Adam on a Yorke peninsula beach on a flat calm day
A few years after packing the fly rod away, he started reading FlyLife Magazine after spotting it in the newsagency among the other fishing magazines that he regularly such as Modern Fishing and Fishing World. Now, as a young adult with an income of his own, he finally had the opportunity to buy some reasonable fly fishing equipment. He purchased a Penn International 9' 9wt rod and an Abel Super 8 reel and again tried to teach himself to cast. This time at least he had read about it rather than just guessing how it was done. Actual instructions would have been better, but still he managed to hook a number of large Australian Salmon on an intermediate line and deceiver fly from a rock spot on South Australias Yorke Peninsula not long after getting the outfit. Though not exceptional, his casting was still adequate to catch two mulloway on fly tackle quite early on in his flyfishing career. For those that know the species, this was quite an achievment, especially as they were caught sight casting from a jetty, again on the Yorke Peninsula. Since then, Adam has gone on to catch a number of species on fly and is always hoping to add new ones to his list.

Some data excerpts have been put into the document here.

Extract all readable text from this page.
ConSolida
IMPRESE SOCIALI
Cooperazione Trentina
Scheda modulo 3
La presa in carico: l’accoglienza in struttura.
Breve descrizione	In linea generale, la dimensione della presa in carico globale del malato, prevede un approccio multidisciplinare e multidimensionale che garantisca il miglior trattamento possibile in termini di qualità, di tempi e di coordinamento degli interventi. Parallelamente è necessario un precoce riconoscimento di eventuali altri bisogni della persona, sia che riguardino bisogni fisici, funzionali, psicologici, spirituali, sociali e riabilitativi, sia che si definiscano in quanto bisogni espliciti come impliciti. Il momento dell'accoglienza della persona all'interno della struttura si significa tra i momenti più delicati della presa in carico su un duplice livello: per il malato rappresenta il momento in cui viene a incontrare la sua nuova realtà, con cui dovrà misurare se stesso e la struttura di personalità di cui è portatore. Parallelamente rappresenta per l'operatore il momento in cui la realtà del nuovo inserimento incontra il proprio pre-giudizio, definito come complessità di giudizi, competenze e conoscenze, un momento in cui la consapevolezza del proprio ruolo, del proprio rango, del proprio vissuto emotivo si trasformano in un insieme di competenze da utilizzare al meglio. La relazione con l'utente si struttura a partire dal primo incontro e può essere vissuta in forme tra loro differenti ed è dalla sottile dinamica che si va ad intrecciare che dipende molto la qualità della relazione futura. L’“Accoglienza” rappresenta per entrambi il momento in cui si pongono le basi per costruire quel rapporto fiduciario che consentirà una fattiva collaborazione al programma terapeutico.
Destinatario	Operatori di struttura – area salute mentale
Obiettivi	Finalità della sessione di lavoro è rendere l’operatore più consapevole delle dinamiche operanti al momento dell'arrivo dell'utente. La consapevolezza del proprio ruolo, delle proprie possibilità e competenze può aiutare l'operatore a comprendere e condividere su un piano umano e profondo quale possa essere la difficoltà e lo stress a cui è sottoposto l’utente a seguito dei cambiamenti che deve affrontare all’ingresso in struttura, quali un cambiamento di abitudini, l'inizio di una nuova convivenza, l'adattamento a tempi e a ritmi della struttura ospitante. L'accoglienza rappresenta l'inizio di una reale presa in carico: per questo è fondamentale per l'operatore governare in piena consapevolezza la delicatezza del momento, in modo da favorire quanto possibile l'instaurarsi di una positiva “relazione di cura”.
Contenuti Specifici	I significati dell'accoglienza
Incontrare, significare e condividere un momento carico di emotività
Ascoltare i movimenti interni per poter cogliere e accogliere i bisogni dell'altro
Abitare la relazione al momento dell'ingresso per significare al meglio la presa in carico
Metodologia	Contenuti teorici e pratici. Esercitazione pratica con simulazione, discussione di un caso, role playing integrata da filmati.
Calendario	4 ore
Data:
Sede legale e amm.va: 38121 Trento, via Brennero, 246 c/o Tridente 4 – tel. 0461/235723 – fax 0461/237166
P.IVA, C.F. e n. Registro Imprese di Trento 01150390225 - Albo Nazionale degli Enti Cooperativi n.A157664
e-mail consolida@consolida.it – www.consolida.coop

Adams initial interest in photography came about through wanting to have a magazine article published. He had the opportunity to learn the basics of using an SLR in high school, but didn't own one of his own until his early 20's. Due to the cost of film and development and his very "average" income, he did not shoot a lot, and the dream of an article being published was pushed aside. Eventually he studied visual arts at university where again he became interested in photography. At this time he also purchased his first digital SLR and this was where photography became a big part of his life. He didn't see a career in art at the time though, and left university after only one year. Eventually, he moved to Sydney to work with photographer David Anderson as an assistant. During this time, he lugged equipment and set up lighting on shoots with local and international celebrities and learned more than ever before about photography. Adam is now back in Adelaide, slowly working towards building a photographic business of his own as well as carrying out his own personal work - which includes this blog.
Despite the desire to be published in a fishing magazine, to this day it still has not happened. Thankfully it is because he has not submitted anything to any editors yet and not due to lack of skill. He has decided to wait until he can put together a story with a collection of images that he is reasonably happy with, in one of the few fishing magazines that he considers to uphold the highest standards. He now has a collection of images which he considers worthy of publication. All that is required is to write the article to go with them. No doubt in the near future he will make his first submissions.